Однако госпожа Крюденер недолго наслаждалась литературной славой. В конце 1804 года она неожиданно для всех вернулась в Ригу. Что бы ни побудило ее уехать из Парижа, очевидно, что определяющим явилось ощущение исчерпанности, осознание достигнутости некоего предела и в то же время желание реализации в иных, духовных перспективах. И определяющим в этом смысле моментом стала внезапная смерть на ее глазах знакомого человека. Происшествие это буквально потрясло воображение Юлии и стало отправной точкой «обращения», которое в конце концов изменило ее судьбу. Она и раньше прибегала к религии, а после трагедии в Риге встала на путь религиозных исканий. И первое утешение нашла в проповедях своего башмачника, страстного сторонника Моравской церкви.
Вообще Юлии Крюденер были присущи религиозно-идеалистические воззрения, основанные на мистике. В Париже она бывала на мистических собраниях, симпатизируя пиетизму — религиозному движению, основанному на убеждении, что многие представители духовенства и верующих мирян не являются истинными христианами, потому что для них религиозные догматы выше религиозного чувства. Пиетисты ратовали за «живое благочестие», обретение мистического опыта живого общения с Богом, и Юлия Крюденер прониклась этой идеей.

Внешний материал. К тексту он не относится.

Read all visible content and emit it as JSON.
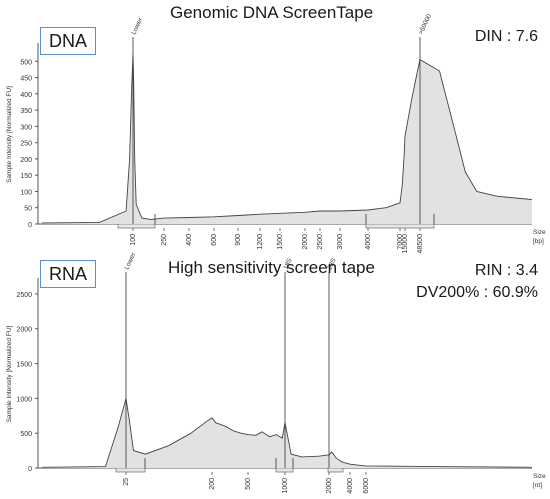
{
  "chart_data": [
    {
      "type": "line",
      "label_box": "DNA",
      "title": "Genomic DNA ScreenTape",
      "metrics": [
        "DIN : 7.6"
      ],
      "ylabel": "Sample Intensity [Normalized FU]",
      "xlabel": "Size",
      "xunit": "[bp]",
      "ylim": [
        0,
        550
      ],
      "yticks": [
        "0",
        "50",
        "100",
        "150",
        "200",
        "250",
        "300",
        "350",
        "400",
        "450",
        "500"
      ],
      "xticks": [
        "100",
        "250",
        "400",
        "600",
        "900",
        "1200",
        "1500",
        "2000",
        "2500",
        "3000",
        "4000",
        "7000",
        "15000",
        "48500"
      ],
      "peak_labels": [
        {
          "text": "Lower",
          "x": 100
        },
        {
          "text": ">60000",
          "x": 48500
        }
      ],
      "x": [
        25,
        60,
        90,
        95,
        98,
        100,
        102,
        105,
        110,
        130,
        170,
        250,
        400,
        600,
        900,
        1200,
        1500,
        2000,
        2500,
        3000,
        4000,
        5500,
        7000,
        10000,
        13000,
        15000,
        25000,
        40000,
        48500,
        55000,
        60000,
        65000,
        70000,
        80000,
        90000,
        100000
      ],
      "y": [
        3,
        5,
        40,
        200,
        420,
        520,
        430,
        200,
        60,
        18,
        14,
        18,
        20,
        22,
        26,
        30,
        33,
        36,
        40,
        40,
        43,
        50,
        65,
        120,
        210,
        270,
        380,
        470,
        505,
        470,
        310,
        160,
        100,
        85,
        80,
        75
      ]
    },
    {
      "type": "line",
      "label_box": "RNA",
      "title": "High sensitivity screen tape",
      "metrics": [
        "RIN : 3.4",
        "DV200% : 60.9%"
      ],
      "ylabel": "Sample Intensity [Normalized FU]",
      "xlabel": "Size",
      "xunit": "[nt]",
      "ylim": [
        0,
        2700
      ],
      "yticks": [
        "0",
        "500",
        "1000",
        "1500",
        "2000",
        "2500"
      ],
      "xticks": [
        "25",
        "200",
        "500",
        "1000",
        "2000",
        "4000",
        "6000"
      ],
      "peak_labels": [
        {
          "text": "Lower",
          "x": 25
        },
        {
          "text": "18S",
          "x": 1000
        },
        {
          "text": "28S",
          "x": 2000
        }
      ],
      "x": [
        10,
        20,
        23,
        25,
        27,
        30,
        40,
        70,
        120,
        180,
        200,
        220,
        280,
        350,
        420,
        500,
        580,
        650,
        750,
        850,
        950,
        1000,
        1100,
        1300,
        1700,
        2000,
        2200,
        2500,
        3000,
        3500,
        4000,
        5000,
        6000,
        8000,
        12000
      ],
      "y": [
        10,
        20,
        600,
        1000,
        700,
        250,
        200,
        320,
        500,
        680,
        720,
        650,
        600,
        530,
        500,
        480,
        470,
        520,
        450,
        480,
        430,
        650,
        200,
        160,
        170,
        190,
        230,
        150,
        90,
        70,
        55,
        40,
        30,
        20,
        10
      ]
    }
  ]
}
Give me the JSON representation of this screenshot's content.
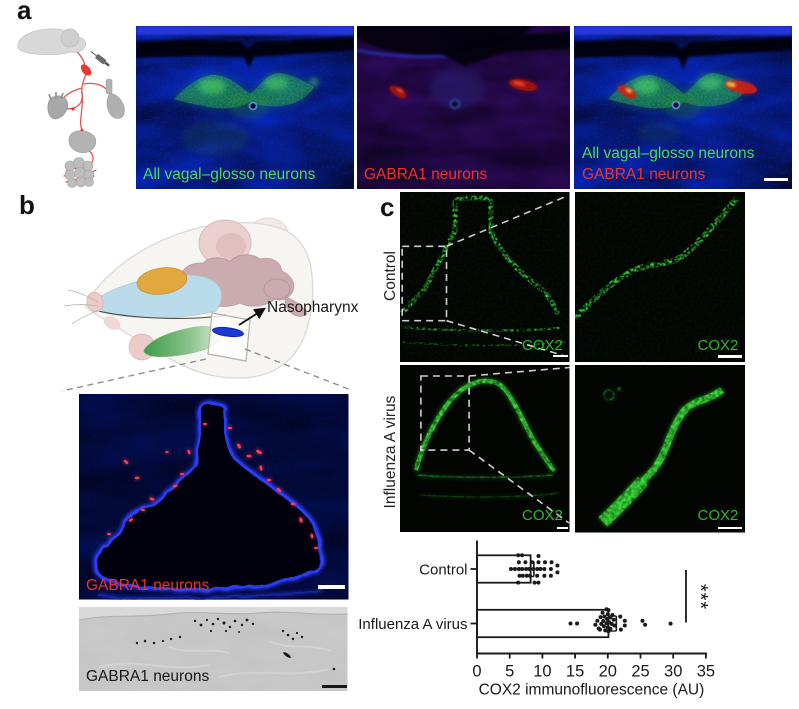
{
  "figure_type": "scientific-paper-figure",
  "panels": {
    "a": {
      "label": "a",
      "img1_label": "All vagal–glosso neurons",
      "img2_label": "GABRA1 neurons",
      "img3_label_line1": "All vagal–glosso neurons",
      "img3_label_line2": "GABRA1 neurons"
    },
    "b": {
      "label": "b",
      "annotation": "Nasopharynx",
      "fluor_label": "GABRA1 neurons",
      "brightfield_label": "GABRA1 neurons"
    },
    "c": {
      "label": "c",
      "row1_label": "Control",
      "row2_label": "Influenza A virus",
      "marker_label": "COX2"
    }
  },
  "colors": {
    "green_label": "#48dc58",
    "red_label": "#ee3426",
    "cox2_green": "#2db92d",
    "dapi_blue": "#1c2bbf",
    "gfp_green": "#3fd54a",
    "tdtomato_red": "#e03122",
    "chart_ink": "#1a1a1a"
  },
  "chart_data": {
    "type": "scatter",
    "orientation": "horizontal",
    "title": "",
    "xlabel": "COX2 immunofluorescence (AU)",
    "ylabel": "",
    "xlim": [
      0,
      35
    ],
    "x_ticks": [
      0,
      5,
      10,
      15,
      20,
      25,
      30,
      35
    ],
    "categories": [
      "Control",
      "Influenza A virus"
    ],
    "significance": "***",
    "series": [
      {
        "name": "Control",
        "mean": 8.2,
        "whisker": 8.7,
        "points": [
          [
            6.3,
            -13.8
          ],
          [
            6.9,
            -13.8
          ],
          [
            9.4,
            -13.0
          ],
          [
            6.4,
            -6.8
          ],
          [
            7.4,
            -6.8
          ],
          [
            8.4,
            -6.8
          ],
          [
            9.4,
            -6.8
          ],
          [
            10.4,
            -6.8
          ],
          [
            11.4,
            -6.8
          ],
          [
            12.3,
            -3.5
          ],
          [
            5.2,
            0
          ],
          [
            5.8,
            0
          ],
          [
            6.4,
            0
          ],
          [
            6.9,
            0
          ],
          [
            7.5,
            0
          ],
          [
            8.0,
            0
          ],
          [
            8.6,
            0
          ],
          [
            9.2,
            0
          ],
          [
            9.7,
            0
          ],
          [
            10.3,
            0
          ],
          [
            11.3,
            0
          ],
          [
            12.3,
            3.4
          ],
          [
            6.5,
            6.8
          ],
          [
            7.0,
            6.8
          ],
          [
            7.6,
            6.8
          ],
          [
            8.1,
            6.8
          ],
          [
            9.2,
            6.8
          ],
          [
            10.3,
            6.8
          ],
          [
            11.3,
            6.8
          ],
          [
            6.3,
            13.6
          ],
          [
            8.8,
            13.6
          ],
          [
            9.4,
            13.6
          ]
        ]
      },
      {
        "name": "Influenza A virus",
        "mean": 20.1,
        "whisker": 21.3,
        "points": [
          [
            14.3,
            0
          ],
          [
            15.3,
            0
          ],
          [
            18.1,
            1.2
          ],
          [
            18.4,
            -2.8
          ],
          [
            18.6,
            5.0
          ],
          [
            18.9,
            -6.4
          ],
          [
            19.0,
            0.4
          ],
          [
            18.8,
            6.1
          ],
          [
            19.2,
            -10.7
          ],
          [
            19.3,
            -2.5
          ],
          [
            19.4,
            2.8
          ],
          [
            19.5,
            -6.9
          ],
          [
            19.6,
            6.9
          ],
          [
            19.8,
            -14.2
          ],
          [
            19.8,
            -0.4
          ],
          [
            19.9,
            -4.5
          ],
          [
            20.0,
            -9.4
          ],
          [
            20.0,
            3.7
          ],
          [
            20.1,
            7.7
          ],
          [
            20.1,
            -13.4
          ],
          [
            20.2,
            -1.2
          ],
          [
            20.4,
            -6.1
          ],
          [
            20.4,
            5.3
          ],
          [
            20.6,
            0.4
          ],
          [
            20.7,
            -8.5
          ],
          [
            20.9,
            -3.7
          ],
          [
            21.0,
            2.0
          ],
          [
            21.9,
            -6.9
          ],
          [
            22.0,
            6.1
          ],
          [
            22.6,
            -2.8
          ],
          [
            22.6,
            2.0
          ],
          [
            25.3,
            -2.8
          ],
          [
            25.7,
            1.2
          ],
          [
            29.6,
            0.1
          ]
        ]
      }
    ]
  }
}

Одним словом, она обратилась к Богу, а поскольку обладала живым воображением и страстным нравом, Юлия служению Всевышнему предалась всецело, так же, как предавалась любви. Отныне все, что бы она ни делала и о чем бы ни помышляла, было «направлено к тому, чтобы служить и принести себя в жертву Ему, даровавшему желание дышать одной с Ним любовью ко всем моим ближним и указавшему мне в будущем одно лишь сияние блаженства». Она восторженно восклицала: «О, если бы люди только знали, какое счастье дает религия, как бы они тогда остерегались всех других забот, кроме заботы о собственной душе!»

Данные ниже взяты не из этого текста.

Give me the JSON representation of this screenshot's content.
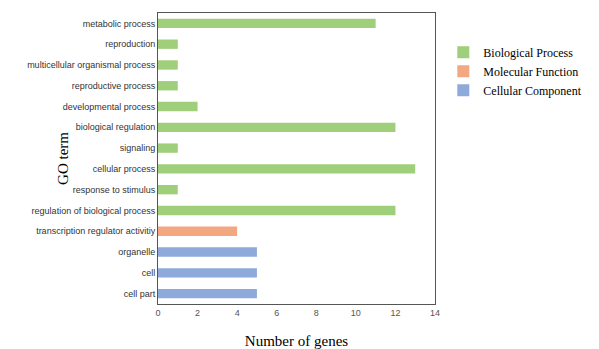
{
  "chart_data": {
    "type": "bar",
    "orientation": "horizontal",
    "x_label": "Number of genes",
    "y_label": "GO term",
    "categories": [
      "metabolic process",
      "reproduction",
      "multicellular organismal process",
      "reproductive process",
      "developmental process",
      "biological regulation",
      "signaling",
      "cellular process",
      "response to stimulus",
      "regulation of biological process",
      "transcription regulator activitiy",
      "organelle",
      "cell",
      "cell part"
    ],
    "series": [
      {
        "name": "Biological Process",
        "color": "#9fcf7a",
        "values": [
          11,
          1,
          1,
          1,
          2,
          12,
          1,
          13,
          1,
          12,
          null,
          null,
          null,
          null
        ]
      },
      {
        "name": "Molecular Function",
        "color": "#f4a882",
        "values": [
          null,
          null,
          null,
          null,
          null,
          null,
          null,
          null,
          null,
          null,
          4,
          null,
          null,
          null
        ]
      },
      {
        "name": "Cellular Component",
        "color": "#8eaadb",
        "values": [
          null,
          null,
          null,
          null,
          null,
          null,
          null,
          null,
          null,
          null,
          null,
          5,
          5,
          5
        ]
      }
    ],
    "xlim": [
      0,
      14
    ],
    "xticks": [
      0,
      2,
      4,
      6,
      8,
      10,
      12,
      14
    ],
    "grid": false,
    "legend": "right"
  }
}
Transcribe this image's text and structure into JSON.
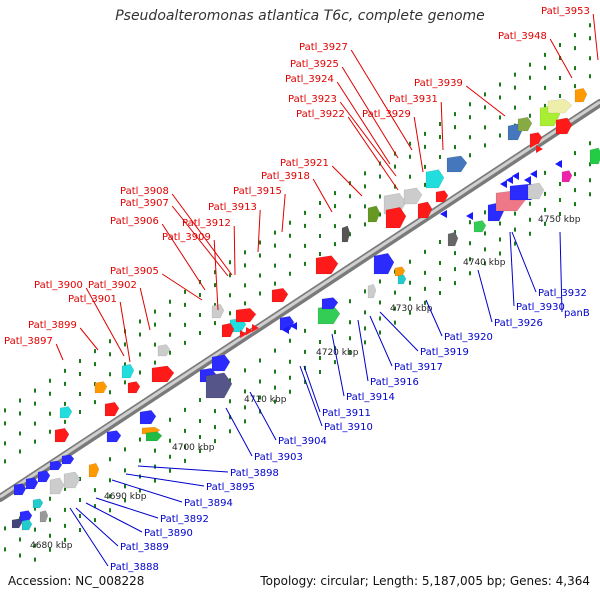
{
  "title": "Pseudoalteromonas atlantica T6c, complete genome",
  "accession": "Accession: NC_008228",
  "topology": "Topology: circular; Length: 5,187,005 bp; Genes: 4,364",
  "colors": {
    "forward_label": "#e00000",
    "reverse_label": "#0000cc",
    "backbone": "#9a9a9a",
    "tick": "#1a7a1a",
    "forward_gene": "#ff1a1a",
    "reverse_gene": "#1a1aff"
  },
  "kbp_labels": [
    "4680 kbp",
    "4690 kbp",
    "4700 kbp",
    "4710 kbp",
    "4720 kbp",
    "4730 kbp",
    "4740 kbp",
    "4750 kbp"
  ],
  "forward_labels": [
    "Patl_3897",
    "Patl_3899",
    "Patl_3900",
    "Patl_3901",
    "Patl_3902",
    "Patl_3905",
    "Patl_3906",
    "Patl_3907",
    "Patl_3908",
    "Patl_3909",
    "Patl_3912",
    "Patl_3913",
    "Patl_3915",
    "Patl_3918",
    "Patl_3921",
    "Patl_3922",
    "Patl_3923",
    "Patl_3924",
    "Patl_3925",
    "Patl_3927",
    "Patl_3929",
    "Patl_3931",
    "Patl_3939",
    "Patl_3948",
    "Patl_3953"
  ],
  "reverse_labels": [
    "Patl_3888",
    "Patl_3889",
    "Patl_3890",
    "Patl_3892",
    "Patl_3894",
    "Patl_3895",
    "Patl_3898",
    "Patl_3903",
    "Patl_3904",
    "Patl_3910",
    "Patl_3911",
    "Patl_3914",
    "Patl_3916",
    "Patl_3917",
    "Patl_3919",
    "Patl_3920",
    "Patl_3926",
    "Patl_3930",
    "Patl_3932",
    "panB"
  ]
}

К этому времени относится ее увлечение трудами И. Г. Юнга-Штиллинга, ученика Лафатера и друга молодости Гёте, известного мистика и спирита, разделявшего веру так называемых милленаристов (или хилиастов) в скорое второе пришествие Христа и установление на земле Его тысячелетнего царства. Они производят на баронессу настолько глубокое впечатление, что она избирает их автора своим учителем. В 1808 году, когда оказалась в Германии, увлеченная идеями Юнга-Штиллинга Юлия Крюденер специально едет в Карлсруэ, чтобы некоторое время пожить рядом с кумиром в его доме. Проповеди и прорицания верховного служителя оккультного пиетизма увлекли не только баронессу, которая уже была готова проникнуть за грань, отделяющую видимый мир от невидимого, с тем, чтобы обрести дар пророчеств и видений, — влияние его было сильно при Баденском дворе и распространилось в придворных кругах Стокгольма и Санкт-Петербурга. Что до дома Юнга-Штиллинга в Карлсруэ, то там гостили представители королевских фамилий, высшей знати, в частности королева Гортензия Богарне, герцогиня Стефания, королева Пруссии Луиза.
Через некоторое время Юлия узнала, что в Вогезах пророчествует и совершает чудеса некий пастор Жан Фредерик Фонтэн, и решила отправиться к нему в протестантский приход Сент-Мари-о-Мин. Фредерик Фонтэн поселил у себя дома девицу Марию Кумрин, простую крестьянку, которая, выдавая себя за пророчицу, озвучивала якобы собственные видения. То, что она изрекала, по большому счету было сложно понять, однако это лишь способствовало популярности Марии Кумрин, которой к тому же покровительствовал Юнг-Штиллинг. Именно Марией Кумрин в ходе очередного наития было предсказано госпоже Крюденер, что ту ждет великая миссия в надвигающемся Тысячелетнем царстве и что ей надлежит стать его вестницей. Для склонной к экзальтации баронессы пророчества тандема Фонтэн — Кумрин стали откровением, она уверилась в своей особой миссии и, окончательно расставшись с прежней жизнью, сама принялась произносить проповеди и пророчества.